In the last decade, the continuous increase in the volume of scientific data has forced a shift in the data analysis approach, leading to the development of a multitude of data analytics platforms and systems capable of handling this data deluge. All these innovations have propelled the community towards the definition of novel virtual environments for efficiently dealing with complex scientific experiments, while abstracting from the underlying infrastructure complexity.
In this context, the ENES Climate Analytics Service (ECAS) aims to enable scientists to perform data analysis experiments over large multi-dimensional data volumes providing a workflow-oriented, PID-supported, server-side and distributed computing approach. Two instances of ECAS are respectively running at CMCC and DKRZ in the scope of the European Open Science Cloud (EOSC) platform, under the EU H2020 EOSC-Hub project. ECAS builds on top of the Ophidia High Performance Data Analytics framework, which has been integrated with AAI solutions (e.g.
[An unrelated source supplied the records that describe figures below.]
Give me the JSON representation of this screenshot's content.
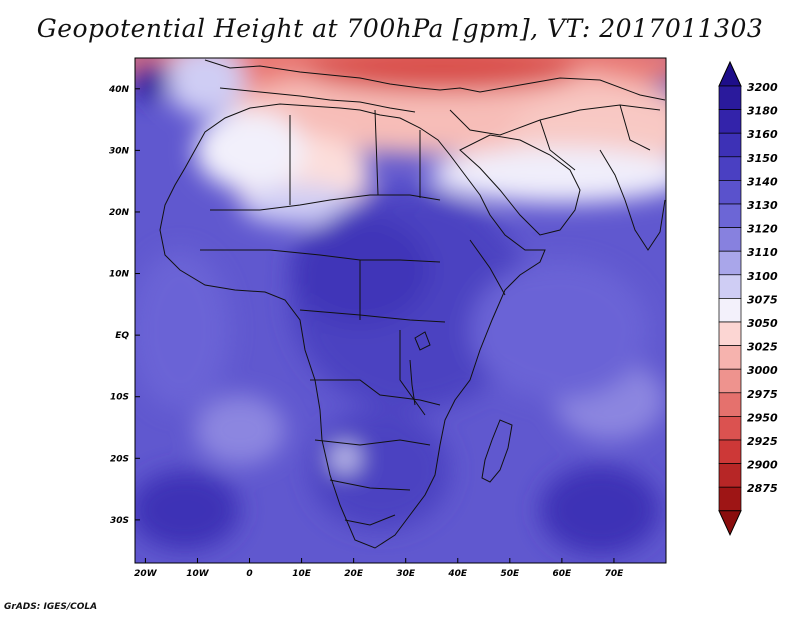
{
  "title": "Geopotential Height at 700hPa [gpm], VT: 2017011303",
  "credit": "GrADS: IGES/COLA",
  "map": {
    "lon_labels": [
      "20W",
      "10W",
      "0",
      "10E",
      "20E",
      "30E",
      "40E",
      "50E",
      "60E",
      "70E"
    ],
    "lon_values": [
      -20,
      -10,
      0,
      10,
      20,
      30,
      40,
      50,
      60,
      70
    ],
    "lat_labels": [
      "40N",
      "30N",
      "20N",
      "10N",
      "EQ",
      "10S",
      "20S",
      "30S"
    ],
    "lat_values": [
      40,
      30,
      20,
      10,
      0,
      -10,
      -20,
      -30
    ],
    "lon_range": [
      -22,
      80
    ],
    "lat_range": [
      -37,
      45
    ]
  },
  "colorbar": {
    "levels": [
      "3200",
      "3180",
      "3160",
      "3150",
      "3140",
      "3130",
      "3120",
      "3110",
      "3100",
      "3075",
      "3050",
      "3025",
      "3000",
      "2975",
      "2950",
      "2925",
      "2900",
      "2875"
    ],
    "colors": [
      "#2a1a9c",
      "#3323aa",
      "#3d31b6",
      "#4a40c2",
      "#5a52cc",
      "#6c66d6",
      "#8781df",
      "#a9a6ea",
      "#cfcdf4",
      "#f3f1fb",
      "#fcd6d3",
      "#f6b3ae",
      "#ee938e",
      "#e5716d",
      "#db5250",
      "#cd3837",
      "#b72626",
      "#9e1515"
    ],
    "top_arrow_color": "#1e0e8a",
    "bottom_arrow_color": "#8a0d0d"
  }
}
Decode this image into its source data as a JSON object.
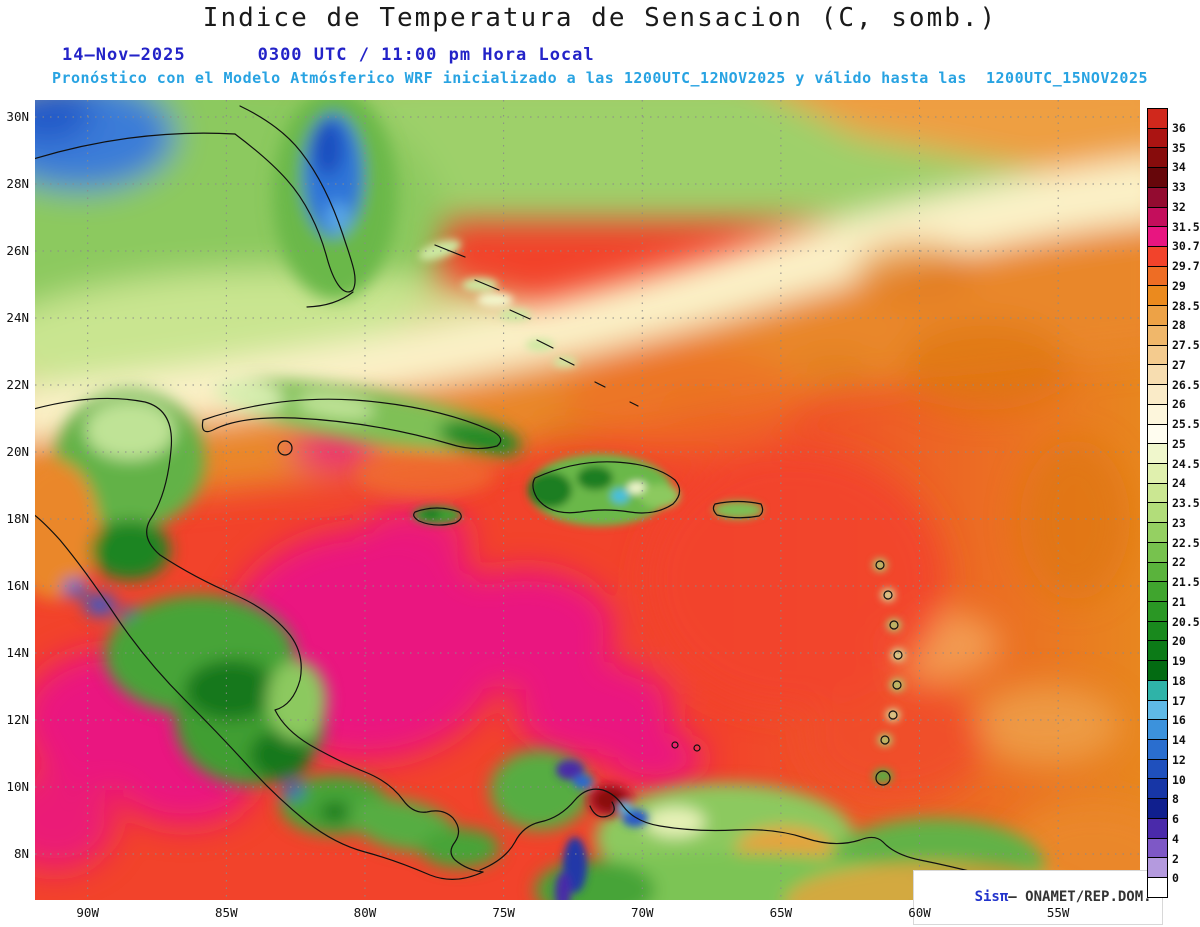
{
  "title": "Indice de Temperatura de Sensacion (C, somb.)",
  "subtitle": {
    "date": "14–Nov–2025",
    "time": "0300 UTC / 11:00 pm Hora Local",
    "forecast": "Pronóstico con el Modelo Atmósferico WRF inicializado a las 1200UTC_12NOV2025 y válido hasta las  1200UTC_15NOV2025"
  },
  "attribution": {
    "brand": "Sisπ",
    "rest": "– ONAMET/REP.DOM."
  },
  "colors": {
    "title": "#1a1a1a",
    "date_line": "#2323c8",
    "forecast_line": "#28a3e2",
    "brand": "#2233cc",
    "hot_magenta": "#e81580",
    "sea_red": "#f2432b",
    "atlantic_orange": "#e8861f"
  },
  "map": {
    "lat_ticks": [
      "30N",
      "28N",
      "26N",
      "24N",
      "22N",
      "20N",
      "18N",
      "16N",
      "14N",
      "12N",
      "10N",
      "8N"
    ],
    "lon_ticks": [
      "90W",
      "85W",
      "80W",
      "75W",
      "70W",
      "65W",
      "60W",
      "55W"
    ]
  },
  "colorbar": {
    "unit": "C",
    "labels": [
      "36",
      "35",
      "34",
      "33",
      "32",
      "31.5",
      "30.7",
      "29.7",
      "29",
      "28.5",
      "28",
      "27.5",
      "27",
      "26.5",
      "26",
      "25.5",
      "25",
      "24.5",
      "24",
      "23.5",
      "23",
      "22.5",
      "22",
      "21.5",
      "21",
      "20.5",
      "20",
      "19",
      "18",
      "17",
      "16",
      "14",
      "12",
      "10",
      "8",
      "6",
      "4",
      "2",
      "0"
    ],
    "colors": [
      "#d0281c",
      "#ab1412",
      "#870c0c",
      "#66060a",
      "#930b30",
      "#c40e5c",
      "#e81580",
      "#f2432b",
      "#ee6d24",
      "#eb8a1e",
      "#eda246",
      "#f0b76a",
      "#f4cb8e",
      "#f7ddb0",
      "#faebc8",
      "#fdf6dc",
      "#fffdf0",
      "#f0f7cc",
      "#e0f0ae",
      "#cbe792",
      "#b2dd7a",
      "#95d062",
      "#77c24e",
      "#5ab33c",
      "#40a52e",
      "#2a9724",
      "#19891d",
      "#0c7a17",
      "#036b12",
      "#2fb3a8",
      "#5fb9e6",
      "#3c92dc",
      "#2a6ecf",
      "#1f50bd",
      "#1736a6",
      "#101f8e",
      "#4a2aaa",
      "#7e58c6",
      "#b49ade",
      "#ffffff"
    ]
  }
}
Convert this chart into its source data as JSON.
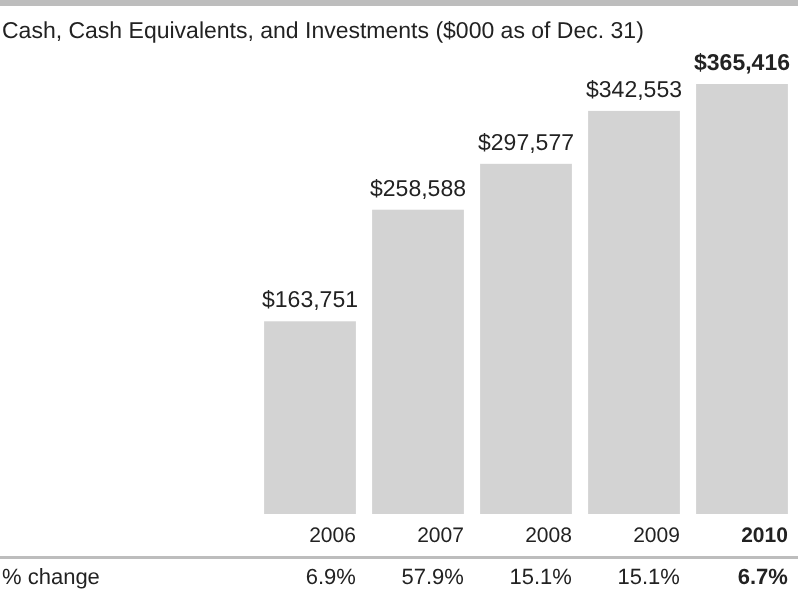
{
  "chart_data": {
    "type": "bar",
    "title": "Cash, Cash Equivalents, and Investments ($000 as of Dec. 31)",
    "categories": [
      "2006",
      "2007",
      "2008",
      "2009",
      "2010"
    ],
    "values": [
      163751,
      258588,
      297577,
      342553,
      365416
    ],
    "value_labels": [
      "$163,751",
      "$258,588",
      "$297,577",
      "$342,553",
      "$365,416"
    ],
    "color": "#d3d3d3",
    "annotations": [
      "% change",
      "6.9%",
      "57.9%",
      "15.1%",
      "15.1%",
      "6.7%"
    ]
  }
}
EGI Check-in, IAM), data access and sharing services (e.g., EGI DataHub, EUDAT B2DROP/B2SHARE), along with the EGI federated cloud infrastructure.
The ECASLab virtual environment, based upon ECAS and the JupyterHub service, aims to provide a user-friendly data analytics environment to support scientists in their daily research activities, particularly in the climate change domain, by integrating analysis tools with scientific datasets (e.g., from the ESGF data archive) and computing resources (i.e., Cloud and HPC-based).
ECAS is one of the platform configurations made available to users from the EGI Applications on Demand (AoD) service. Thanks to the integration into the Elastic Cloud Compute Cluster (EC3) platform, operated by UPV, researchers can very easily deploy and configure a full ECAS environment on the EGI FedCloud. The EC3 service not only takes care of managing the setup and contextualization of the entire ECAS cluster, but also manages the elasticity of the environment by scaling up/down the cluster size on the cloud resources based on the current workload. This integration will effectively support scientists and help advance their research by exploiting a custom ready-to-use environment without the burden of the platform setup. With respect to security and data access, a stronger integration with EGI services will be part of the future work to provide an even smoother experience to ECAS users.
This talk will present the ECAS environment and the integration activities performed in the context of EOSC-Hub, with a special focus on the integration with the EGI federated cloud infrastructure.